Court Opinion

ID: 9787402
Source: CourtListenerOpinion
Date Created: 2023-08-31 00:15:50.321777+00
Date Added: 2024-06-11T07:36:55.581732
License: Public Domain

Justice KIDWELL,
dissenting.
Because I believe the courts, when administering equity, should leave parties as they find them when both parties have acted inequitably, I respectfully dissent.
While I agree with the long-standing maxim that when a contract is unenforceable or void as against public policy a court should leave the parties as it found them, I disagree as to the application of that maxim to these particular facts. I do not believe that the cases of Quiring v. Quiring, 130 Idaho 560, 944 P.2d 695 (1997) and Worlton v. Davis, 73 Idaho 217, 249 P.2d 810 (1952), cited for the proposition that the deed to the Youngs should be invalidated, are controlling in this ease. In Worlton, this Court refused to enforce the employee physician’s non-compete clause because the entire contract was held to be void as against public policy. Although the majority cites Worlton for the proposition that the parties should be left as though there were never a contract, that is not what the Court did in that case. The Court did not order the return of compensation paid to the physician for the 21 months during which he performed services, invalidate employer liability for actions of the employee physician, or remove any other vestiges of the non-offending provisions of the contract. The Court in Worlton refused to enforce the particular offending contract provision, as should be done in this case.
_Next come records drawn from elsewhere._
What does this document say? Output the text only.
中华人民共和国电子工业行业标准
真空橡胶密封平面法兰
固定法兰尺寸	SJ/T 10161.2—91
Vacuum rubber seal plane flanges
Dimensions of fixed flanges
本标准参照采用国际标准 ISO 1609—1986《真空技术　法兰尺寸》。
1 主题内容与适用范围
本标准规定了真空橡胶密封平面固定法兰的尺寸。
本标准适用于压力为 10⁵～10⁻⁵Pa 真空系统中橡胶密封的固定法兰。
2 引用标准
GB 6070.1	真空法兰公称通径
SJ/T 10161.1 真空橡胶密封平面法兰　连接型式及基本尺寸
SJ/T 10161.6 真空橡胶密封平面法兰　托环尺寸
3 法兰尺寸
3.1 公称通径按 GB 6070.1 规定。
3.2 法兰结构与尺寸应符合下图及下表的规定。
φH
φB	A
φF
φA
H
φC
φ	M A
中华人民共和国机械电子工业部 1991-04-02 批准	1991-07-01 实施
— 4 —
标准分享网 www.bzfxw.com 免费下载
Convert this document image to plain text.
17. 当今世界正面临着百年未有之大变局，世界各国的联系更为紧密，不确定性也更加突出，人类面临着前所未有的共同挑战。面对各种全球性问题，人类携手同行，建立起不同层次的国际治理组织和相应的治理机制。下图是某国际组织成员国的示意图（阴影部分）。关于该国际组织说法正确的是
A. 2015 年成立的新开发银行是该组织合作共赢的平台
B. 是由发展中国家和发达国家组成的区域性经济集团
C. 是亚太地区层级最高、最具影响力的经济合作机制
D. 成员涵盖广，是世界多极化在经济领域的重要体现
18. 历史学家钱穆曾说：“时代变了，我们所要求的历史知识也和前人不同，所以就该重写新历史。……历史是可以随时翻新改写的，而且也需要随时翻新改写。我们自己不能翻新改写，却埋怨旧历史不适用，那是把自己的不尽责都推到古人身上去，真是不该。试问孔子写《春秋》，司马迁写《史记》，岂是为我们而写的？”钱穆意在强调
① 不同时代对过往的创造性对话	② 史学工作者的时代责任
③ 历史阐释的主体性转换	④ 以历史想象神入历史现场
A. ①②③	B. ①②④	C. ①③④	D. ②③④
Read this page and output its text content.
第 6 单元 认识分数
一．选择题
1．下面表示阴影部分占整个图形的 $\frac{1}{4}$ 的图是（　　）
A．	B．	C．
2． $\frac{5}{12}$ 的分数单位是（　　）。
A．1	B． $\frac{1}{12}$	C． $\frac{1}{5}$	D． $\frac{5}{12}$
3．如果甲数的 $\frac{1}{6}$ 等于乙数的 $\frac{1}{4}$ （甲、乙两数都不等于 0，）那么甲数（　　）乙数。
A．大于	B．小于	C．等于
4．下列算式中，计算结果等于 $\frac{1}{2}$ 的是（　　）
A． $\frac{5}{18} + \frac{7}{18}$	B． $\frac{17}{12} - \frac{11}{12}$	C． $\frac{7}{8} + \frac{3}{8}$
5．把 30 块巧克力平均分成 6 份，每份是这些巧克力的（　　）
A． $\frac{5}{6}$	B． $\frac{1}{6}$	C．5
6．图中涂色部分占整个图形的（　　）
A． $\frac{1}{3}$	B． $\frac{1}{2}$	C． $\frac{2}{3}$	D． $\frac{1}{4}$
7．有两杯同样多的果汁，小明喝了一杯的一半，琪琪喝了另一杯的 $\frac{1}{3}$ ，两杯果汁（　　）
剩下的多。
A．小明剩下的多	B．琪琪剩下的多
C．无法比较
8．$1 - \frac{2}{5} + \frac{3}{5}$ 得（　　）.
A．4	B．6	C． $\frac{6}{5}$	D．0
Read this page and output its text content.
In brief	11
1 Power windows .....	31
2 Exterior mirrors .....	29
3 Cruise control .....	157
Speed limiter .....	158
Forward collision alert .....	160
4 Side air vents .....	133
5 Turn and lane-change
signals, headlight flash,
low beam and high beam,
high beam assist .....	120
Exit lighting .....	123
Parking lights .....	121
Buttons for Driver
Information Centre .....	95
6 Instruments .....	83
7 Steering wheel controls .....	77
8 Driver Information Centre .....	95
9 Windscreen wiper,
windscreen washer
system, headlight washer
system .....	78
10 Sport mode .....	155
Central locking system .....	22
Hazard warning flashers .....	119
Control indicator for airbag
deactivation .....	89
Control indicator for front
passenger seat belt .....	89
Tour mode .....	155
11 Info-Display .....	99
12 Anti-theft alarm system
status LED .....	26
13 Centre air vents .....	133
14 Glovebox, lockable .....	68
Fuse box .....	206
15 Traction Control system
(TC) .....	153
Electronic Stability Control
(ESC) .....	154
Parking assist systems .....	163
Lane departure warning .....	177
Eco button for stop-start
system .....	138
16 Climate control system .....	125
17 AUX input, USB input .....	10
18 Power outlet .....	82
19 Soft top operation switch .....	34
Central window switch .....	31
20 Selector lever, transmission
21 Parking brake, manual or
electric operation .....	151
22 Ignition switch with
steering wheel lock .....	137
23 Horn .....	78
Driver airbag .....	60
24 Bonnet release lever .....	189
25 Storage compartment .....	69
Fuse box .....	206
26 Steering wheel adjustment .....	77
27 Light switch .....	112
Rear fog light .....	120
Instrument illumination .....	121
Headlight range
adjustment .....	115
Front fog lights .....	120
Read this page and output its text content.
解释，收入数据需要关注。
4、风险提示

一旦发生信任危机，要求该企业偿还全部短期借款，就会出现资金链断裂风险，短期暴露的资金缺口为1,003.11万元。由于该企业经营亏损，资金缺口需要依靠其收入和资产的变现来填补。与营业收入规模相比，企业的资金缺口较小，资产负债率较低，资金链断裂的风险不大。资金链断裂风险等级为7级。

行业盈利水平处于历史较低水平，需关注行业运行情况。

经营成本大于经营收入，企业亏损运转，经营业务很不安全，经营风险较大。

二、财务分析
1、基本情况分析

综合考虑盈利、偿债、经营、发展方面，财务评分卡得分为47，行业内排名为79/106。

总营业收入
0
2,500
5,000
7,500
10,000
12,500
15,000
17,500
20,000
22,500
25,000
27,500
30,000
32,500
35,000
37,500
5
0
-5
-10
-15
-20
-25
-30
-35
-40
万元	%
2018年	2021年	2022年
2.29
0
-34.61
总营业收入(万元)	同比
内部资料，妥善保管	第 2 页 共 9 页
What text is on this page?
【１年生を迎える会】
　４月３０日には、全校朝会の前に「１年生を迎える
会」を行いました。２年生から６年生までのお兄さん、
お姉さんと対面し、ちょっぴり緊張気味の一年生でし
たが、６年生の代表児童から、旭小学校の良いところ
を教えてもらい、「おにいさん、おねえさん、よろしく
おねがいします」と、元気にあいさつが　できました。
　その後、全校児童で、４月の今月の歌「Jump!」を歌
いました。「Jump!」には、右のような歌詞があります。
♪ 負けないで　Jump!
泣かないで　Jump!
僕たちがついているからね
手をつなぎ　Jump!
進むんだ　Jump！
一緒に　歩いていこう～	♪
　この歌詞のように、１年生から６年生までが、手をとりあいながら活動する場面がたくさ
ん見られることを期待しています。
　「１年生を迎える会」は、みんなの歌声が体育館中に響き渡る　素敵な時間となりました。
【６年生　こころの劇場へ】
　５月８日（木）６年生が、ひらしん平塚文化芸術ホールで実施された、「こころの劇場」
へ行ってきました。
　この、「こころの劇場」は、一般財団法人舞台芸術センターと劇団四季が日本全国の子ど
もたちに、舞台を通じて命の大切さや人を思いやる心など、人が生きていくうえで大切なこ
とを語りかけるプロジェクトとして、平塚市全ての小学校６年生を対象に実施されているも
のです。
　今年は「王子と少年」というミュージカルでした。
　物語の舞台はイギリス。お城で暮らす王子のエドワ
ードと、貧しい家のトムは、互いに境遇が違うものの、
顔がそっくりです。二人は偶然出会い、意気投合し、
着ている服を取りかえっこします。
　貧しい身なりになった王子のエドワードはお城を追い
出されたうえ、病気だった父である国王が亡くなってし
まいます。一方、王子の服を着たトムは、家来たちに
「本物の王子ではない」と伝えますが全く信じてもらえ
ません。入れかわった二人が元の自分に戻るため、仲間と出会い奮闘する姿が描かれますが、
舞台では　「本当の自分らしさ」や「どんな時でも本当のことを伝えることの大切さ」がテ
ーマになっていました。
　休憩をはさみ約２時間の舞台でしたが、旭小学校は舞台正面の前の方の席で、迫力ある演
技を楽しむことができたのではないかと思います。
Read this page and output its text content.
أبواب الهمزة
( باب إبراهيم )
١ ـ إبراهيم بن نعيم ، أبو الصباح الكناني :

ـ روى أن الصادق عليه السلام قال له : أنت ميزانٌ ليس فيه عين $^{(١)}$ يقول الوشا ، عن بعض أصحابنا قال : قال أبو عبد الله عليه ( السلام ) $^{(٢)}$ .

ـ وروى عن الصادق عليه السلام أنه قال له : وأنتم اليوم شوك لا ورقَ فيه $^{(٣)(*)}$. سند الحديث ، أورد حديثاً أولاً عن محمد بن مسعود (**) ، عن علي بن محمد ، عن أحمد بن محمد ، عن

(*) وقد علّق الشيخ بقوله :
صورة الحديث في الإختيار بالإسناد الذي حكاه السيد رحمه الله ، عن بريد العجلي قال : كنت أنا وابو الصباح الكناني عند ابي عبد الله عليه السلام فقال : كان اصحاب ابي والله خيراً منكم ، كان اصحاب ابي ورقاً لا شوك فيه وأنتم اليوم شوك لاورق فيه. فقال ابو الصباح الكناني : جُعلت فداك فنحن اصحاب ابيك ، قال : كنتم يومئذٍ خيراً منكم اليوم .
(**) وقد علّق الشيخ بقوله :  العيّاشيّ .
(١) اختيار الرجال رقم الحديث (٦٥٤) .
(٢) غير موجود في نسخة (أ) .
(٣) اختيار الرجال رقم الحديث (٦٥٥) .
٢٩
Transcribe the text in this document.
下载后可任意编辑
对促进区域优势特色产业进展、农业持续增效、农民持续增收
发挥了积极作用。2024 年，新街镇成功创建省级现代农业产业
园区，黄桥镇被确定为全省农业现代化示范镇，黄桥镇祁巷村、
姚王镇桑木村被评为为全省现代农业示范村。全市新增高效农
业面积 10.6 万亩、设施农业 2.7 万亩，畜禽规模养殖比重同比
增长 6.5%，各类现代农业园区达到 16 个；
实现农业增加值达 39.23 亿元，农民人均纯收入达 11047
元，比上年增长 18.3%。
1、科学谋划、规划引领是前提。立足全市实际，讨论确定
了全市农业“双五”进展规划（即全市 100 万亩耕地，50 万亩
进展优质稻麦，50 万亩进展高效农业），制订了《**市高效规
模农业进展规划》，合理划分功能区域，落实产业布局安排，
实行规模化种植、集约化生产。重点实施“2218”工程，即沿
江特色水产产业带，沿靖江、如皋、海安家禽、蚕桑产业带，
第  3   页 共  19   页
In Quiring, this Court held that the contract involved was unenforceable and void because the consideration the wife promised *321was illegal, as violating both a statute commanding all persons with knowledge of child sexual abuse to report the abuse to law enforcement and a statute making it a crime to obtain the transfer of property by extortion. The Court refused to honor the conveyance of the property for the purposes of determining the amount of the parties’ community assets. The narrow distinction to be drawn here is that the rule embodied in Quiring applies when the promised consideration is illegal to actually deliver or perform, whereas this ease turns on the improper motivations behind the giving of otherwise legal consideration. The Court should take a ‘hands-off approach and leave the parties as it finds them.